La filiera italiana sarà sicuramente avvantaggiata perché mantiene sotto controllo da anni i rischi e gli impatti ambientali e sociali. Le nostre imprese, inoltre, si sono impegnate in varie azioni di miglioramento continuo per accrescere le proprie performance di sostenibilità, proprio per andare incontro a quei marchi virtuosi che hanno integrato queste logiche nelle proprie strategie di produzione da anni volontariamente.
Certo, c’è anche una parte della filiera italiana che deve innovare e strutturarsi per affrontare queste tematiche – e, spesso, la dimensione della piccola-media impresa non aiuta. Ma, proprio per questo, negli ultimi anni in Italia sono nate aggregazioni societarie, collaborative, consortili… Insomma, le piccole realtà hanno trovato diverse formule per raggiungere collettivamente la dimensione minima che permette di reggere gli investimenti e l’apprendimento comune.

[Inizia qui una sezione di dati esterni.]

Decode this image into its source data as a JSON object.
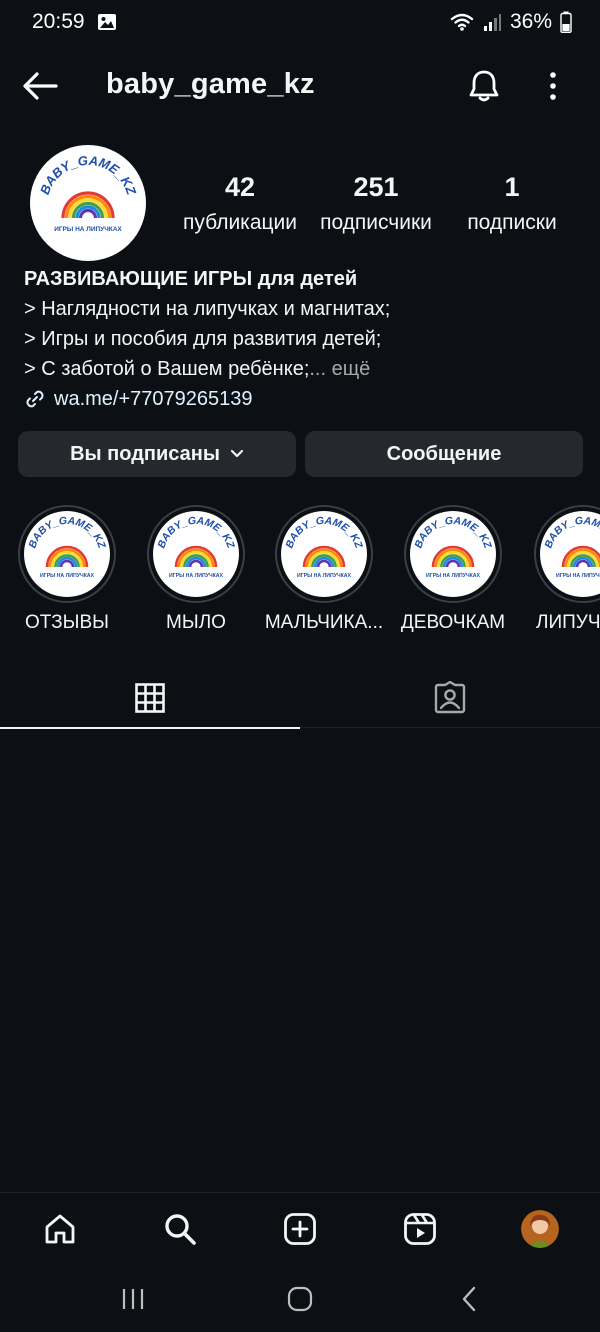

Ciò che vediamo con 4sustainability è una crescita sensibile della maturità delle imprese, delle performance ambientali e sociali e dei modelli produttivi, capaci in tanti casi di raggiungere l’eccellenza. Eccellenza sia in termini di qualità (che è pur sempre un elemento centrale per la sostenibilità, perché la qualità dura nel tempo), sia dal punto di vista della riduzione dell’impatto ambientale (chimica sostenibile, acqua, energia, emissioni) e sociale (persone, sicurezza, tracciabilità).
Oggi, sono oltre 1.600 le aziende italiane che misurano le proprie performance in Ympact per avviare percorsi di miglioramento e, di queste, oltre 250 hanno anche ottenuto la validazione 4sustainability. Ciò significa che sono state sottoposte a verifiche on site (nel sito di produzione) su quelle performance ambientali e sociali che la CSDDD chiede di monitorare e che hanno piani di azione e miglioramento in corso per ridurre i propri impatti e quelli delle loro filiere sui temi-chiave per la moda.

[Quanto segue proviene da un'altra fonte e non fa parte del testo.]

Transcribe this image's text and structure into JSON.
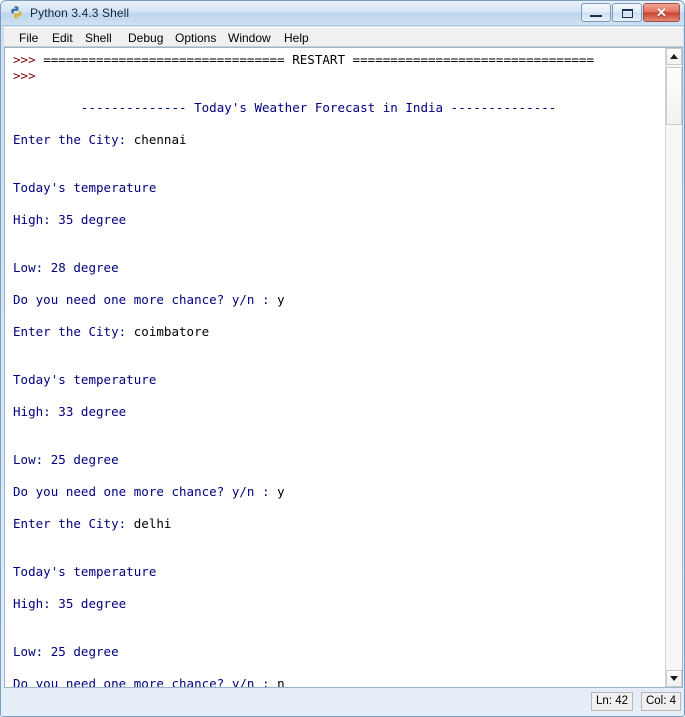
{
  "window": {
    "title": "Python 3.4.3 Shell",
    "icon": "python-logo-icon",
    "controls": {
      "minimize": "–",
      "maximize": "□",
      "close": "✕"
    }
  },
  "menubar": {
    "items": [
      {
        "label": "File"
      },
      {
        "label": "Edit"
      },
      {
        "label": "Shell"
      },
      {
        "label": "Debug"
      },
      {
        "label": "Options"
      },
      {
        "label": "Window"
      },
      {
        "label": "Help"
      }
    ]
  },
  "shell": {
    "lines": [
      {
        "segments": [
          {
            "text": ">>> ",
            "color": "prompt"
          },
          {
            "text": "================================ RESTART ================================",
            "color": "black"
          }
        ]
      },
      {
        "segments": [
          {
            "text": ">>> ",
            "color": "prompt"
          }
        ]
      },
      {
        "segments": [
          {
            "text": "",
            "color": "out"
          }
        ]
      },
      {
        "segments": [
          {
            "text": "         -------------- Today's Weather Forecast in India --------------",
            "color": "out"
          }
        ]
      },
      {
        "segments": [
          {
            "text": "",
            "color": "out"
          }
        ]
      },
      {
        "segments": [
          {
            "text": "Enter the City: ",
            "color": "out"
          },
          {
            "text": "chennai",
            "color": "black"
          }
        ]
      },
      {
        "segments": [
          {
            "text": "",
            "color": "out"
          }
        ]
      },
      {
        "segments": [
          {
            "text": "",
            "color": "out"
          }
        ]
      },
      {
        "segments": [
          {
            "text": "Today's temperature",
            "color": "out"
          }
        ]
      },
      {
        "segments": [
          {
            "text": "",
            "color": "out"
          }
        ]
      },
      {
        "segments": [
          {
            "text": "High: 35 degree",
            "color": "out"
          }
        ]
      },
      {
        "segments": [
          {
            "text": "",
            "color": "out"
          }
        ]
      },
      {
        "segments": [
          {
            "text": "",
            "color": "out"
          }
        ]
      },
      {
        "segments": [
          {
            "text": "Low: 28 degree",
            "color": "out"
          }
        ]
      },
      {
        "segments": [
          {
            "text": "",
            "color": "out"
          }
        ]
      },
      {
        "segments": [
          {
            "text": "Do you need one more chance? y/n : ",
            "color": "out"
          },
          {
            "text": "y",
            "color": "black"
          }
        ]
      },
      {
        "segments": [
          {
            "text": "",
            "color": "out"
          }
        ]
      },
      {
        "segments": [
          {
            "text": "Enter the City: ",
            "color": "out"
          },
          {
            "text": "coimbatore",
            "color": "black"
          }
        ]
      },
      {
        "segments": [
          {
            "text": "",
            "color": "out"
          }
        ]
      },
      {
        "segments": [
          {
            "text": "",
            "color": "out"
          }
        ]
      },
      {
        "segments": [
          {
            "text": "Today's temperature",
            "color": "out"
          }
        ]
      },
      {
        "segments": [
          {
            "text": "",
            "color": "out"
          }
        ]
      },
      {
        "segments": [
          {
            "text": "High: 33 degree",
            "color": "out"
          }
        ]
      },
      {
        "segments": [
          {
            "text": "",
            "color": "out"
          }
        ]
      },
      {
        "segments": [
          {
            "text": "",
            "color": "out"
          }
        ]
      },
      {
        "segments": [
          {
            "text": "Low: 25 degree",
            "color": "out"
          }
        ]
      },
      {
        "segments": [
          {
            "text": "",
            "color": "out"
          }
        ]
      },
      {
        "segments": [
          {
            "text": "Do you need one more chance? y/n : ",
            "color": "out"
          },
          {
            "text": "y",
            "color": "black"
          }
        ]
      },
      {
        "segments": [
          {
            "text": "",
            "color": "out"
          }
        ]
      },
      {
        "segments": [
          {
            "text": "Enter the City: ",
            "color": "out"
          },
          {
            "text": "delhi",
            "color": "black"
          }
        ]
      },
      {
        "segments": [
          {
            "text": "",
            "color": "out"
          }
        ]
      },
      {
        "segments": [
          {
            "text": "",
            "color": "out"
          }
        ]
      },
      {
        "segments": [
          {
            "text": "Today's temperature",
            "color": "out"
          }
        ]
      },
      {
        "segments": [
          {
            "text": "",
            "color": "out"
          }
        ]
      },
      {
        "segments": [
          {
            "text": "High: 35 degree",
            "color": "out"
          }
        ]
      },
      {
        "segments": [
          {
            "text": "",
            "color": "out"
          }
        ]
      },
      {
        "segments": [
          {
            "text": "",
            "color": "out"
          }
        ]
      },
      {
        "segments": [
          {
            "text": "Low: 25 degree",
            "color": "out"
          }
        ]
      },
      {
        "segments": [
          {
            "text": "",
            "color": "out"
          }
        ]
      },
      {
        "segments": [
          {
            "text": "Do you need one more chance? y/n : ",
            "color": "out"
          },
          {
            "text": "n",
            "color": "black"
          }
        ]
      },
      {
        "segments": [
          {
            "text": ">>> ",
            "color": "prompt"
          }
        ],
        "caret": true
      }
    ]
  },
  "statusbar": {
    "line": "Ln: 42",
    "column": "Col: 4"
  },
  "colors": {
    "prompt": "#7f0000",
    "output": "#00007f",
    "input": "#000000",
    "background": "#ffffff",
    "frame": "#cfe0f2"
  }
}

Nel concreto, come fanno le imprese della filiera a fornire le garanzie richieste dai brand?
Ogni azienda della filiera, a seconda del tipo di produzione che realizza (filato, tessuto, pelle, accessorio, capo finito, borsa, scarpa, tintoria, lavaggio, stamperia ecc.) effettua un assesment ambientale e sociale sulla propria organizzazione. In sostanza, è un’analisi dei suoi punti di forza e di debolezza in riferimento ai 6 temi centrali applicabili al settore, quelli che noi con 4sustainability (4s) abbiamo codificato come 4s People, 4s Trace, 4s Materials, 4s Planet, 4s Chem, 4s Cycle anche rifacendoci alle priorità della Global Fashion Agenda e alle strategie dei più importanti Brand che hanno fatto da trend setter.
Sulla base di quanto emerso, l’azienda intraprende progetti di miglioramento su una o più dimensioni della valutazione iniziale, per arrivare ad avere indicatori di misurazione affidabili e verificati sul maggior numero di dimensioni che possano costituire rischio ambientale e sociale.
C’è chi sta già lavorando in questa direzione? Se sì, possiamo fare qualche esempio?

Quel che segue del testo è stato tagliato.